EKSIBISIONISME DALAM HUKUM PIDANA INDONESIA BERKAITAN DENGAN PASAL 44 KUHP Eksibisionisme merupakan salah satu gangguan seksual yang masuk dalam klasifikasi gangguan prefensi seksual atau Prafilia, seperti yang telah dijelaskan diatas pengidap eksibisionisme mengalami gangguan kebiasaan seksual dan gairah seksual yang abnormal dari manusia normal lainnya. Eksibisionisme seksual atau eksibisionisme diambil dari bahasa Inggris exhibition yang artinya tontonan atau pertunjukan atau to exhibit yang artinya mempertontonkan atau mempertunjukan. Eksibisionisme juga dikenal sebagai sindrom Lady Godiva, Apodysophilia, dan di Amerika Serikat dan Kanada istilah dalam bahasa slangnya disebut flasher, yang didefinisikan sebagai kebutuhan psikologis dan pola perilaku untuk menunjukkan bagian telanjang tubuh untuk orang lain. Tindak Pidana kesusilaan ini diatur dalam pasal 281-299 KUHP. dalam pasal tersebut dapat pasal-pasal yang berkaitan dan memenuhi eksibisionisme sebagai suatu perbuatan tindak pidana,seperti yang dituliskan dalam pasal 281 KUHP : diancam pidana penjara paling lama dua tahun delapan bulan atau pidana denda paling banyak empat ribu lima ratus rupiah :
1. Barangsiapa dengan sengaja dan terbuka melanggar
kesusilaan ;
2. Barangsiapa dengan sengaja dan didepan orang lainyang ada
disitu bertentagan dengan kehendaknya, melanggar kesusilaan ; Agar sesorang dapat dihukum menurut pasal ini, maka orang itu harus:
1. Sengaja merusak kesopanan dimuka umum, artinya
perbuatan merusak kesopanan itu harus sengaja dilakukan ditempat yang dapat dilihat atau didatangi orang banyak, misalnya dipinggir jalan, digedung bioskop, dipasar dsb.

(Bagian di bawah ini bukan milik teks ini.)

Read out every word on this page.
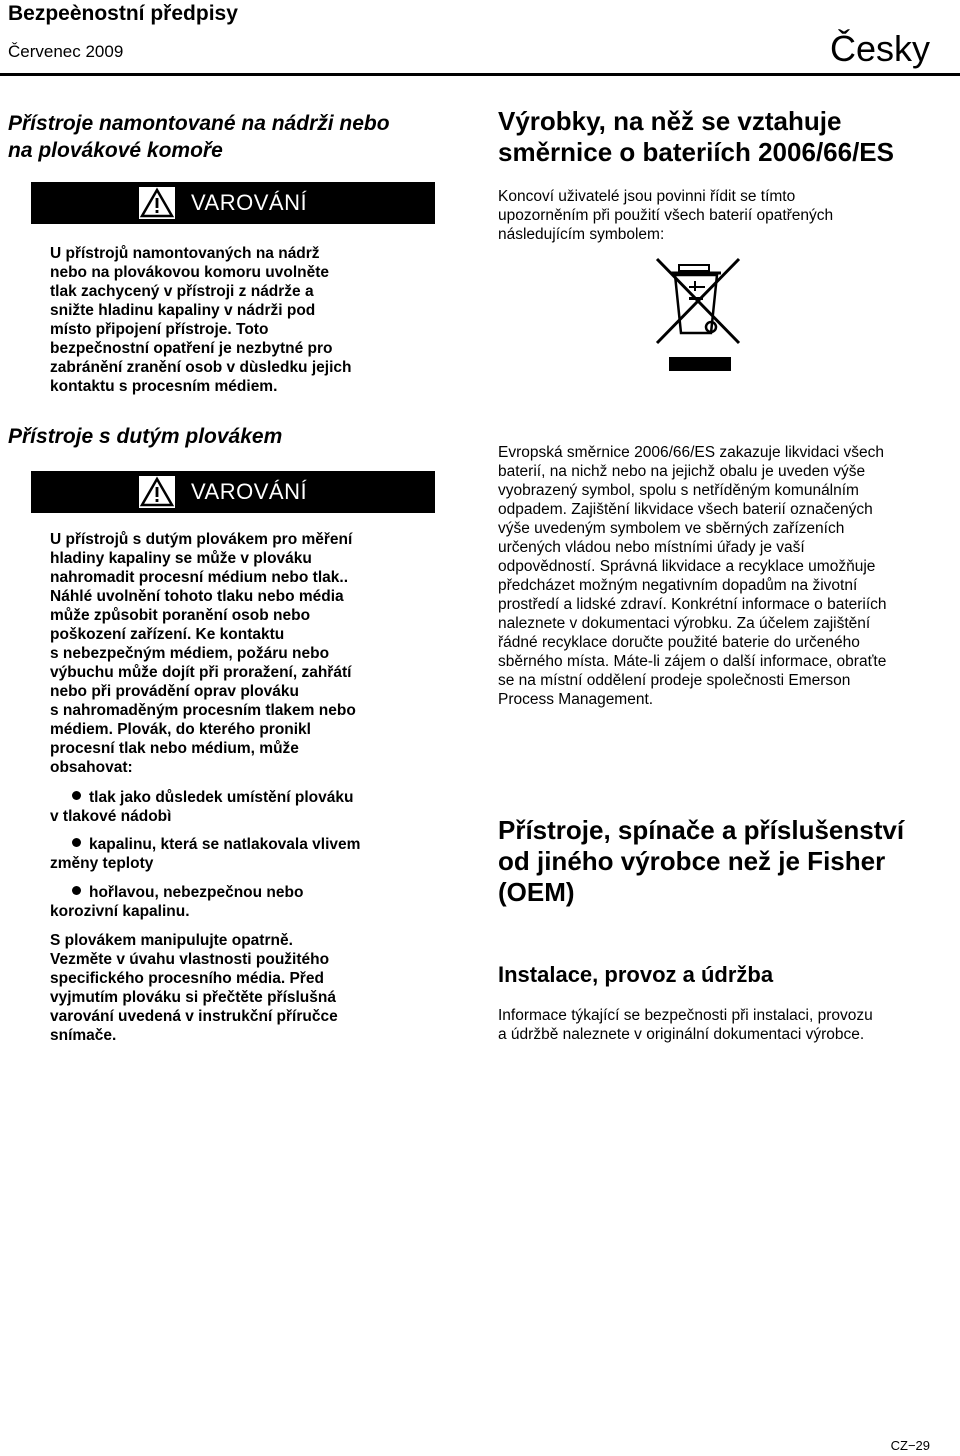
Bezpeènostní předpisy
Červenec 2009	Česky
Přístroje namontované na nádrži nebo
na plovákové komoře
VAROVÁNÍ
U přístrojů namontovaných na nádrž
nebo na plovákovou komoru uvolněte
tlak zachycený v přístroji z nádrže a
snižte hladinu kapaliny v nádrži pod
místo připojení přístroje. Toto
bezpečnostní opatření je nezbytné pro
zabránění zranění osob v dùsledku jejich
kontaktu s procesním médiem.
Přístroje s dutým plovákem
VAROVÁNÍ
U přístrojů s dutým plovákem pro měření
hladiny kapaliny se může v plováku
nahromadit procesní médium nebo tlak..
Náhlé uvolnění tohoto tlaku nebo média
může způsobit poranění osob nebo
poškození zařízení. Ke kontaktu
s nebezpečným médiem, požáru nebo
výbuchu může dojít při proražení, zahřátí
nebo při provádění oprav plováku
s nahromaděným procesním tlakem nebo
médiem. Plovák, do kterého pronikl
procesní tlak nebo médium, může
obsahovat:
tlak jako důsledek umístění plováku
v tlakové nádobì
kapalinu, která se natlakovala vlivem
změny teploty
hořlavou, nebezpečnou nebo
korozivní kapalinu.
S plovákem manipulujte opatrně.
Vezměte v úvahu vlastnosti použitého
specifického procesního média. Před
vyjmutím plováku si přečtěte příslušná
varování uvedená v instrukční příručce
snímače.
Výrobky, na něž se vztahuje
směrnice o bateriích 2006/66/ES
Koncoví uživatelé jsou povinni řídit se tímto
upozorněním při použití všech baterií opatřených
následujícím symbolem:
Evropská směrnice 2006/66/ES zakazuje likvidaci všech
baterií, na nichž nebo na jejichž obalu je uveden výše
vyobrazený symbol, spolu s netříděným komunálním
odpadem. Zajištění likvidace všech baterií označených
výše uvedeným symbolem ve sběrných zařízeních
určených vládou nebo místními úřady je vaší
odpovědností. Správná likvidace a recyklace umožňuje
předcházet možným negativním dopadům na životní
prostředí a lidské zdraví. Konkrétní informace o bateriích
naleznete v dokumentaci výrobku. Za účelem zajištění
řádné recyklace doručte použité baterie do určeného
sběrného místa. Máte-li zájem o další informace, obraťte
se na místní oddělení prodeje společnosti Emerson
Process Management.
Přístroje, spínače a příslušenství
od jiného výrobce než je Fisher
(OEM)
Instalace, provoz a údržba
Informace týkající se bezpečnosti při instalaci, provozu
a údržbě naleznete v originální dokumentaci výrobce.
CZ−29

2. Sengaja merusak kesopanan dimuka orang lain
(seseorang yang sudah cukup umur) yang hadir disitu tidak dengan kemauannya sendiri, maksudnya tidak perlu dimuka umum, dimuka seseorang lain sudah cukup, asal orang yang melihat tersebut tidak menghendakinya. Secara lex specialis kejahatan Eksibisionisme dapat dijerat juga dengan pasal 10 Undang- Undang No.44 Tahun 2008 tentang Pornografi. “Setiap orang dilarang mempertontonkan diri atau orang lain dalam pertunjukan atau di muka umum yang menggambarkan ketelanjangan, eksploitasi seksual, persenggamaan atau yang bermuatan pornografi lainnya.” Ketentuan sanksi pidana nya dapat dilihat pada pasal 36 UU nomor 44 tahun 2008. Dasar pertanggungjawaban adalah kesalahan yang terdapat pada jiwa pelaku dan hubungannya dengan kelakuannya yang dapat dipidana dan berdasarkan kejiwaan itu pelaku dapat dicela karena perbuatannya. Berkaitan dengan hal tersebut, di dalam Pasal 44 KUHP mengatur mengenai bentuk negatif dari kemampuan bertanggungjawab seseorang. Ilmu kedokteran jiwa memberi pengertian bahwa “eksibisionisme” merupakan penyakit kejiwaan yaitu penderitanya mengalami gangguan preferensi seksual sehingga jika dikaitkan dengan alasan pemaaf terkait dengan Pasal 44 KUHP yang menyebutkan bahwa orang yang jiwanya cacat dalam pertumbuhannya atau terganggu karena penyakit tidak dapat dipertanggungjawabkan perbuatan pidana yang dilakukannya. Gangguan jiwa termasuk ke dalam alasan pemaaf yang terdapat pada Pasal 44 KUHP, namun tidak terdapat pembatasan mengenai jenis-jenis gangguan jiwa yang dapat dimintai pertanggungjawaban ataupun yang tidak dapat dimintai pertanggungjawaban. Pertanggungjawaban pidana selalu dikaitkan dengan keadaan mental si pelaku, dengan kata lain hanya pelaku yang mentalnya sehat saja pertanggungjawaban itu dapat dijatuhkan. Tidak terdapat penjelasan pasti tentang keadaan- keadaan seperti apa yang dapat dikualifikasiikan dalam Pasal 44 KUHP, sehingga diperlukan penafsiran lebih lanjut yaitu tata bahasa dan penafsiran ekstensif mengenai konsep yang terkandung dalam Pasal 44 KUHP.